XRP Takes the Hardest Hit as Crypto Liquidity Crisis Intensifies
The latest downturn in the digital asset market is exposing structural weaknesses in places many investors were not looking.
While Bitcoin continues to dominate headlines, the most telling signal of market stress is coming from XRP. The token has fallen below the two-dollar mark for the first time in months and now shows the weakest profitability reading among major assets.
On-chain data indicates that barely over half of the XRP in circulation remains in profit, meaning tens of billions of tokens are now held at a loss. Selling pressure from investors attempting to exit near break-even is creating a ceiling on every attempted rebound.
Liquidity Drain, Not Negative Headlines, Driving the Sell-Off
The decline in XRP does not stem from project-specific developments. Rather, the collapse is a consequence of liquidity being extracted from the crypto ecosystem at scale. Instead of redistributing into other cryptocurrencies during the downturn, capital is leaving the market entirely.
That dynamic explains why assets with thinner order books, such as XRP, are declining more rapidly than Bitcoin even though the latter initiated the correction. Without new inflows to absorb supply, every wave of selling translates immediately into price deterioration.
ETFs Reverse Course and Intensify the Pressure
A key driver behind the liquidity drain is the sudden reversal in US spot Bitcoin ETF flows. After briefly attracting modest inflows earlier this month, the products faced heavy redemptions. Withdrawals reached their highest level of the year on November 20, forcing issuers to sell underlying BTC to meet redemption requests.
Those sales compounded the market downturn and erased the capital that had supported the prior relief rally. November has already become the most severe month for ETF outflows since the products launched, placing additional stress on the broader market.
Short-Term Bitcoin Holders Add to the Selling Cascade
The selling activity seen in ETFs is operating in parallel with capitulation among Bitcoin holders who entered the market recently. This investor cohort is statistically the most sensitive to volatility, and on-chain data confirms that many are now exiting positions at a loss. Loss realization over the past week has reached levels last associated with late-2022 conditions, when the industry was reeling from insolvencies.
The difference this time is that no major credit collapse triggered the event. The downturn appears to be driven instead by the exhaustion of marginal demand and the forced unwinding of leveraged positions.

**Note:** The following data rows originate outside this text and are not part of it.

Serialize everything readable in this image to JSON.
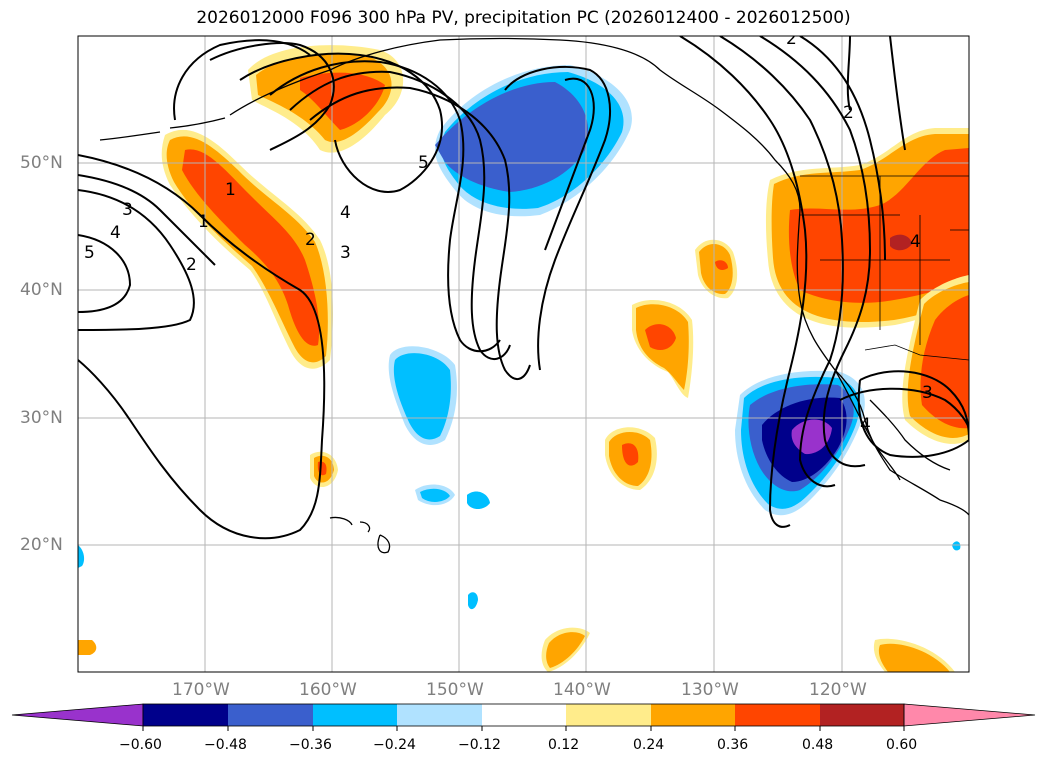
{
  "title": "2026012000 F096 300 hPa PV, precipitation PC (2026012400 - 2026012500)",
  "latitudes": [
    "50°N",
    "40°N",
    "30°N",
    "20°N"
  ],
  "longitudes": [
    "170°W",
    "160°W",
    "150°W",
    "140°W",
    "130°W",
    "120°W"
  ],
  "contour_labels": [
    "1",
    "1",
    "2",
    "2",
    "3",
    "3",
    "4",
    "4",
    "4",
    "5",
    "5",
    "2",
    "2",
    "3",
    "4"
  ],
  "colorbar": {
    "ticks": [
      "−0.60",
      "−0.48",
      "−0.36",
      "−0.24",
      "−0.12",
      "0.12",
      "0.24",
      "0.36",
      "0.48",
      "0.60"
    ],
    "colors": [
      "#9932cc",
      "#00008b",
      "#3a5fcd",
      "#00bfff",
      "#b0e2ff",
      "#ffffff",
      "#ffec8b",
      "#ffa500",
      "#ff4500",
      "#b22222",
      "#ff88aa"
    ]
  },
  "colors": {
    "neg_strong": "#9932cc",
    "neg_dark": "#00008b",
    "neg_mid": "#3a5fcd",
    "neg_light": "#00bfff",
    "neg_pale": "#b0e2ff",
    "pos_pale": "#ffec8b",
    "pos_light": "#ffa500",
    "pos_mid": "#ff4500",
    "pos_dark": "#b22222",
    "grid": "#b5b5b5"
  }
}
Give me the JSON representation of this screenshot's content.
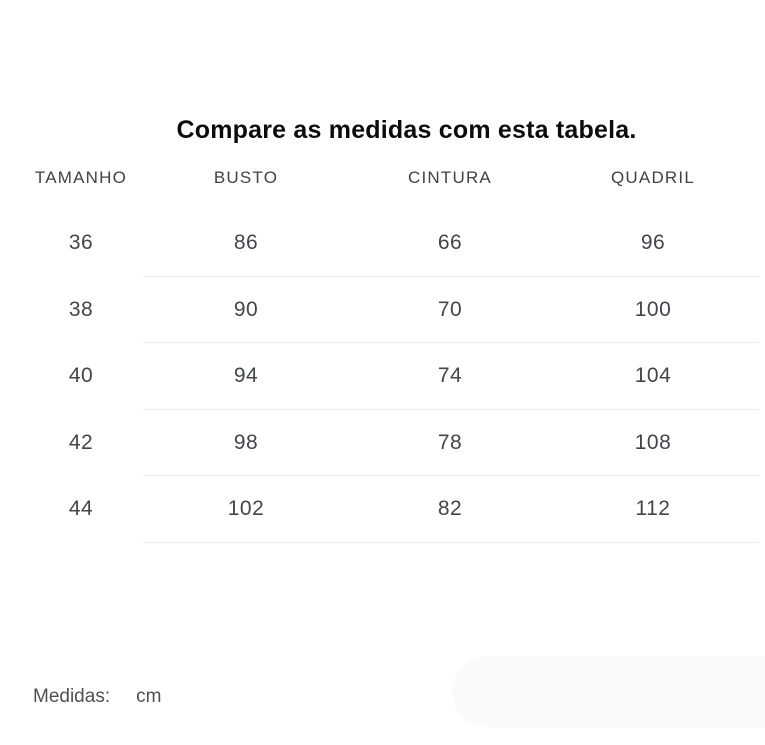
{
  "table": {
    "title": "Compare as medidas com esta tabela.",
    "columns": [
      "TAMANHO",
      "BUSTO",
      "CINTURA",
      "QUADRIL"
    ],
    "rows": [
      [
        "36",
        "86",
        "66",
        "96"
      ],
      [
        "38",
        "90",
        "70",
        "100"
      ],
      [
        "40",
        "94",
        "74",
        "104"
      ],
      [
        "42",
        "98",
        "78",
        "108"
      ],
      [
        "44",
        "102",
        "82",
        "112"
      ]
    ]
  },
  "footer": {
    "label": "Medidas:",
    "unit": "cm"
  },
  "colors": {
    "title_text": "#0c0c0c",
    "table_text": "#41464b",
    "header_text": "#3e4347",
    "divider": "#ececec",
    "pill_background": "#fafafa",
    "page_background": "#ffffff"
  }
}
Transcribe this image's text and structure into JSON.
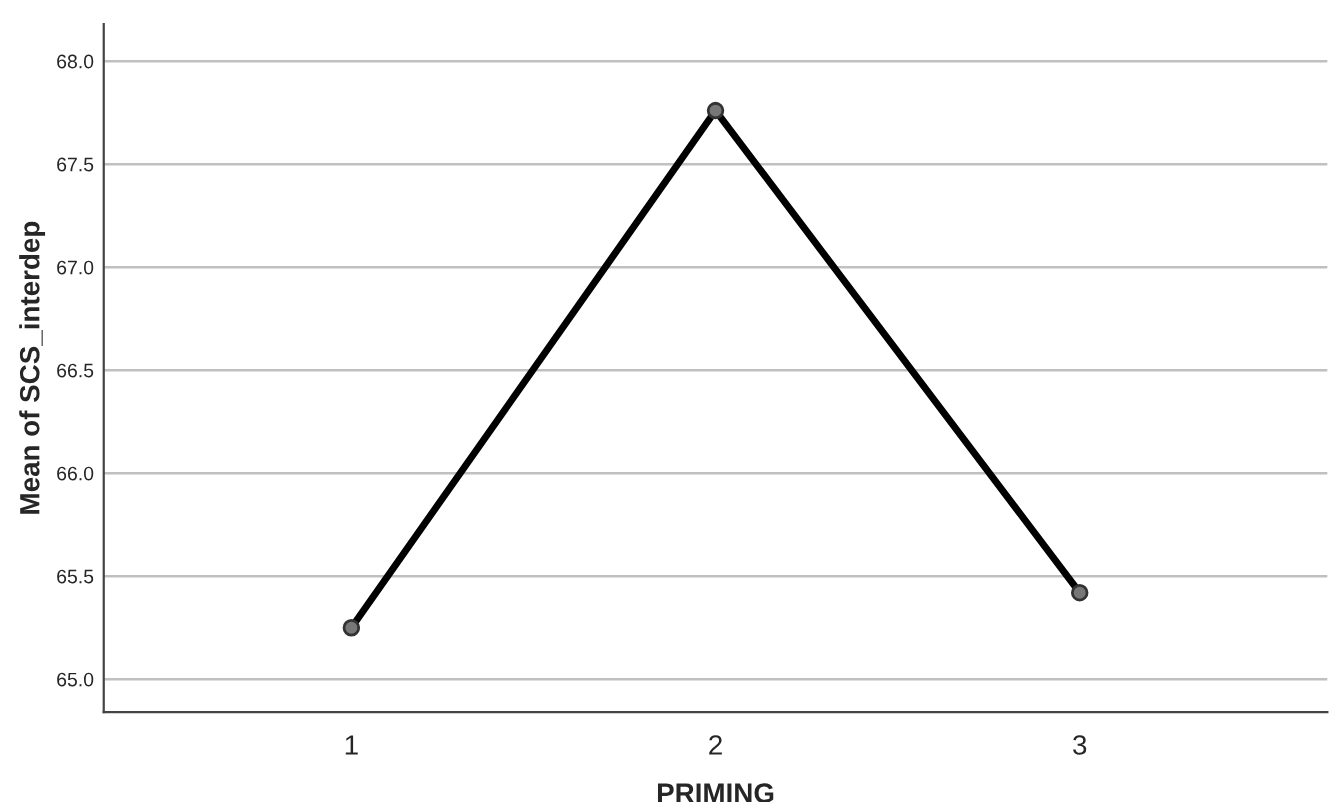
{
  "chart_data": {
    "type": "line",
    "xlabel": "PRIMING",
    "ylabel": "Mean of SCS_interdep",
    "categories": [
      "1",
      "2",
      "3"
    ],
    "series": [
      {
        "color": "#000000",
        "values": [
          65.25,
          67.76,
          65.42
        ]
      }
    ],
    "ylim": [
      64.84,
      68.18
    ],
    "yticks": [
      {
        "value": 65.0,
        "label": "65.0"
      },
      {
        "value": 65.5,
        "label": "65.5"
      },
      {
        "value": 66.0,
        "label": "66.0"
      },
      {
        "value": 66.5,
        "label": "66.5"
      },
      {
        "value": 67.0,
        "label": "67.0"
      },
      {
        "value": 67.5,
        "label": "67.5"
      },
      {
        "value": 68.0,
        "label": "68.0"
      }
    ],
    "grid": "y",
    "marker": "circle",
    "line_style": "solid"
  }
}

Why XRP Is Amplifying the Shock
XRP is proving to be the most responsive indicator of systemic stress for a simple reason: it lacks the institutional spot liquidity that now supports the upper end of the Bitcoin market.
Exchange depth for XRP is considerably thinner, and a more retail-heavy investor base introduces stronger momentum-driven behavior during sell-offs. Technical signals reflect this fragility. The token has fallen decisively below both its 50-day and 200-day moving averages, forming a pattern that typically precedes prolonged weakness as algorithmic traders reposition.
The Path to Stabilization
Whether the market stabilizes in the coming weeks depends on the resolution of mechanical pressures rather than sentiment shifts. ETF redemptions must slow, short-term Bitcoin holders need to be absorbed by longer-term buyers, and liquidity has to re-enter the ecosystem. Importantly, the first sign of relief may not originate from Bitcoin.
Because XRP is currently absorbing the brunt of liquidity stress, a stabilization in its profitability metrics would suggest that the most reactive supply has been cleared. If losses in XRP continue to expand, the market is likely still moving toward a lower liquidity floor.